In his depiction of a man whose terror-haunted childhood turned him into a prolific fantasist with a need to transmute his pain into fiction, Mr. McDonagh seems to be exploring the connection between suffering and creativity. Examining the power of our stories and their affects on our own self perception as well as the real world consequences of telling stories, McDonagh takes us down a dark rabbit hole and places stories within stories and, the best thing about them is that these are stories that amaze and repulse, confuse and reveal.

“The Pillowman” is an uncomfortable story, to put it mildly.
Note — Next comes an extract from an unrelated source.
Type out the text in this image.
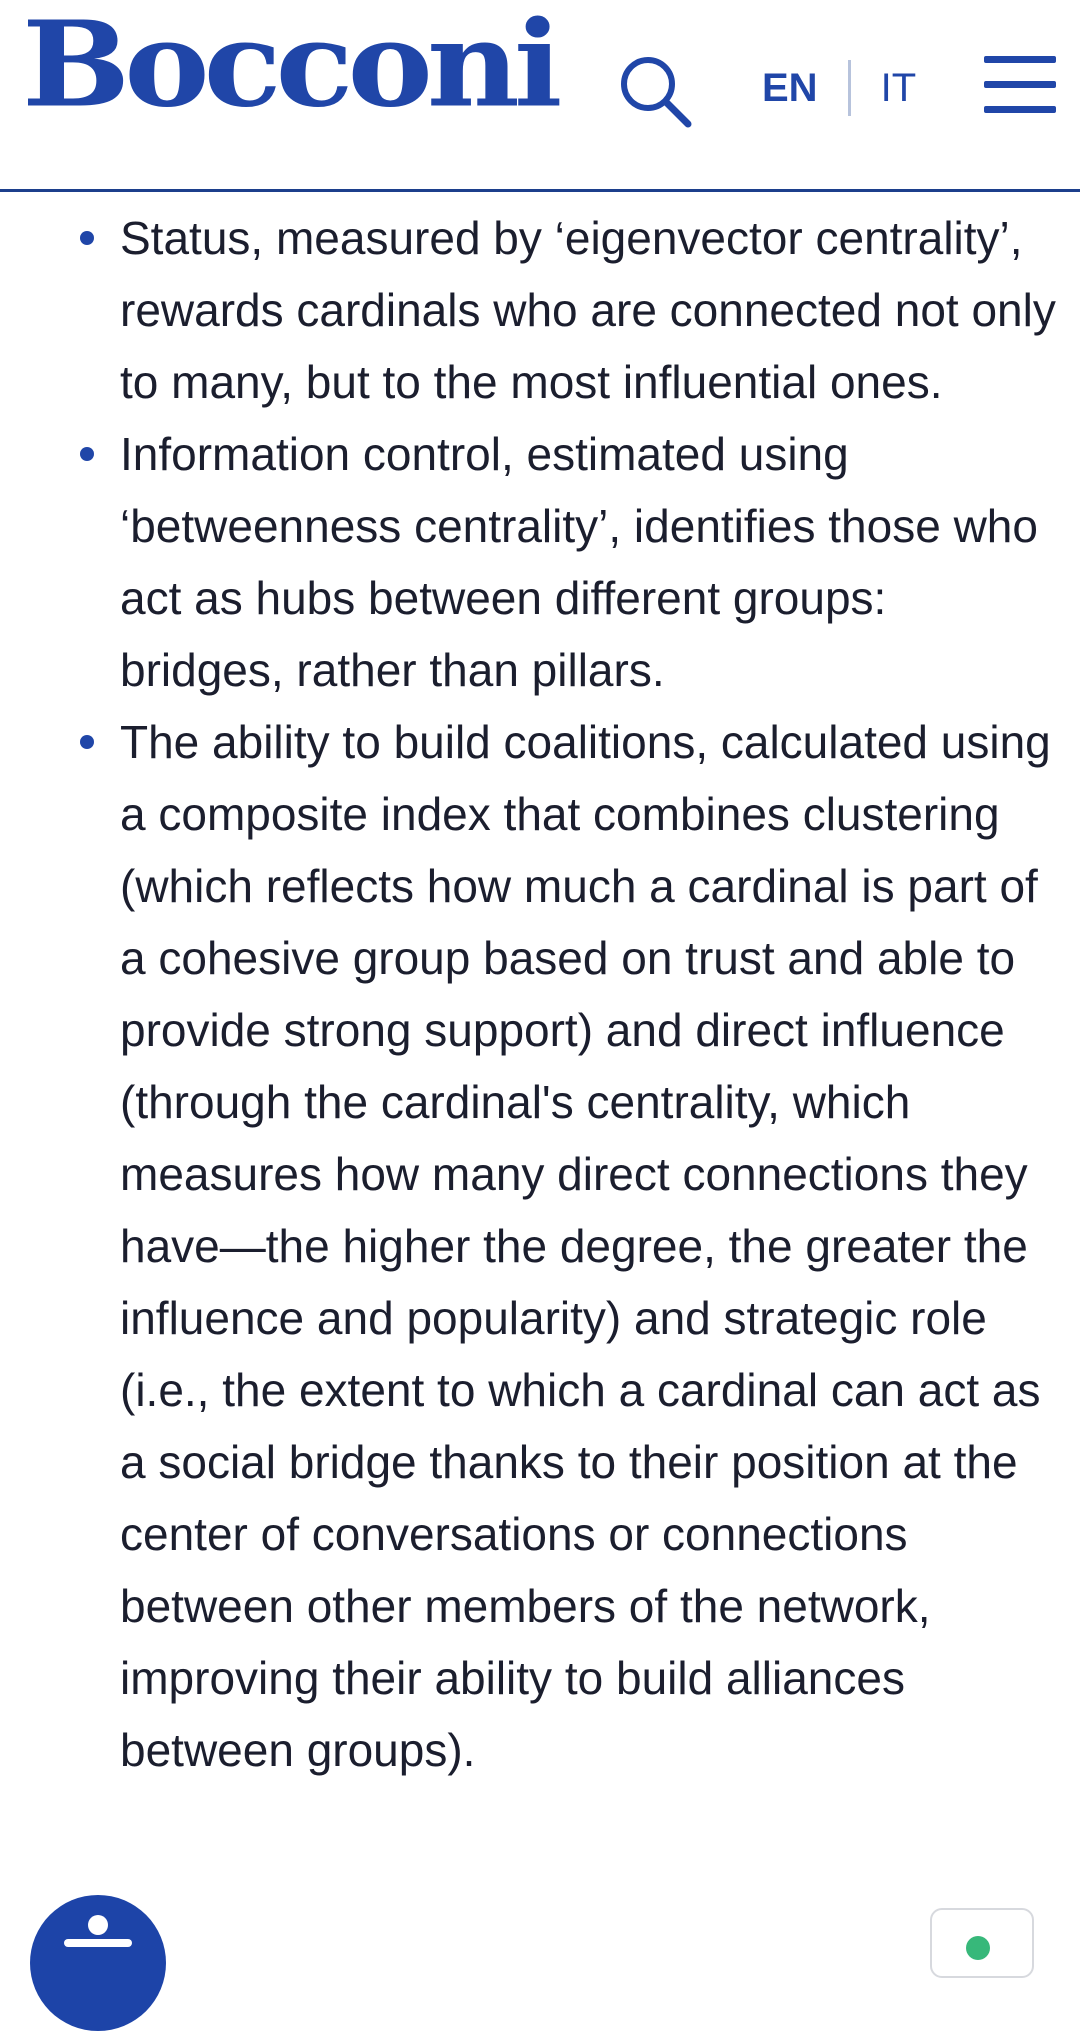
Bocconi	EN IT
Status, measured by ‘eigenvector centrality’, rewards cardinals who are connected not only to many, but to the most influential ones.
Information control, estimated using ‘betweenness centrality’, identifies those who act as hubs between different groups: bridges, rather than pillars.
The ability to build coalitions, calculated using a composite index that combines clustering (which reflects how much a cardinal is part of a cohesive group based on trust and able to provide strong support) and direct influence (through the cardinal's centrality, which measures how many direct connections they have—the higher the degree, the greater the influence and popularity) and strategic role (i.e., the extent to which a cardinal can act as a social bridge thanks to their position at the center of conversations or connections between other members of the network, improving their ability to build alliances between groups).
Not for the squeamish, torture and gore is depicted on stage and stories of child murder and molestation are often described in gruesome detail. It’s not an easy show to enjoy by any means, but McDonagh takes care to slip in some small humorous moments into “Pillowman.” He laughs at the ridiculousness of the characters’ circumstances, the absurdity of the blood spilled or described on stage. The mood switches between laughter and darkness in sometimes millisecond intervals, the audience unsure when to laugh and when to watch in nervous silence. It’s a difficult combination to manage and the tone often feels uneven.

There is a reason why violence is so prevalent. Much of the show is set up to debate what responsibility the supposedly brilliant writer, Katurian, has over the actions his stories may or may not cause. It’s a good argument. “The Pillowman” embraces moral ambiguity bravely and bloodily but, while McDonagh manages to push the audience out of themselves and consider real life consequences of fiction, not every viewer will be able to stomach the stark world offered to them.

The responsibilities of the writer to society and himself, the dangerous power of literature, and the idea that writers are damaged - all are casually tossed into the cauldron until, two hours later, McDonagh smugly informs us that fiction and storytellers are very good things and worth getting your hands dirty for. It is as helpful as being offered a rosy apple with a razor blade secreted inside.

A fairly decent cast endows each character with ambiguity. Rouvan Mahmud's Katurian is a hapless writer and beloved brother — or is he a lethal psychopath? Rafeh Mahmud's Michal is a sweet and harmless man-child — or is he, as Katurian, in an angry moment, calls him, "a sadistic, retarded little pervert"? Momin Zafar and Imam Syed as the detectives were convincing, though at times mumbling. Syed played the bad cop a bit too stereotypically to make us believe him when he departed from that stereotype; Zafar as Gibrael was often funny as the better, if not quite good, cop of the duo.

The scenes of Katurian interacting with his brother were beautifully performed. Rafeh Mahmud captured the innocence of a tortured soul who did not understand the reality of what he was doing.  Rouvan succeeded in portraying the anguished conflict between his love for his brother and his horror of what transpired, all the while questioning his own culpability in the horrific events.

The Pillowman is possibly the vainest piece of self-propaganda that I have seen penned by a writer. Its complex plot and "dark" themes serve to disguise a determined superficiality, and it presents a justification of literature that's breathtakingly callous and self-serving. McDonagh’s story is too outlandish and synthetic to carry the weight of any larger meanings, and so the play has a hollow, inhuman quality. His nihilistic vision seems as if it has been put on to spook us, like the cheap thrill a plastic Halloween mask may give.

*The Pillowman will be playing at MAD school on Halloween (i.e. 31st October). 

Excerpts on the storyline taken from various articles online. Can't be bothered to search for them and insert them as bibliography.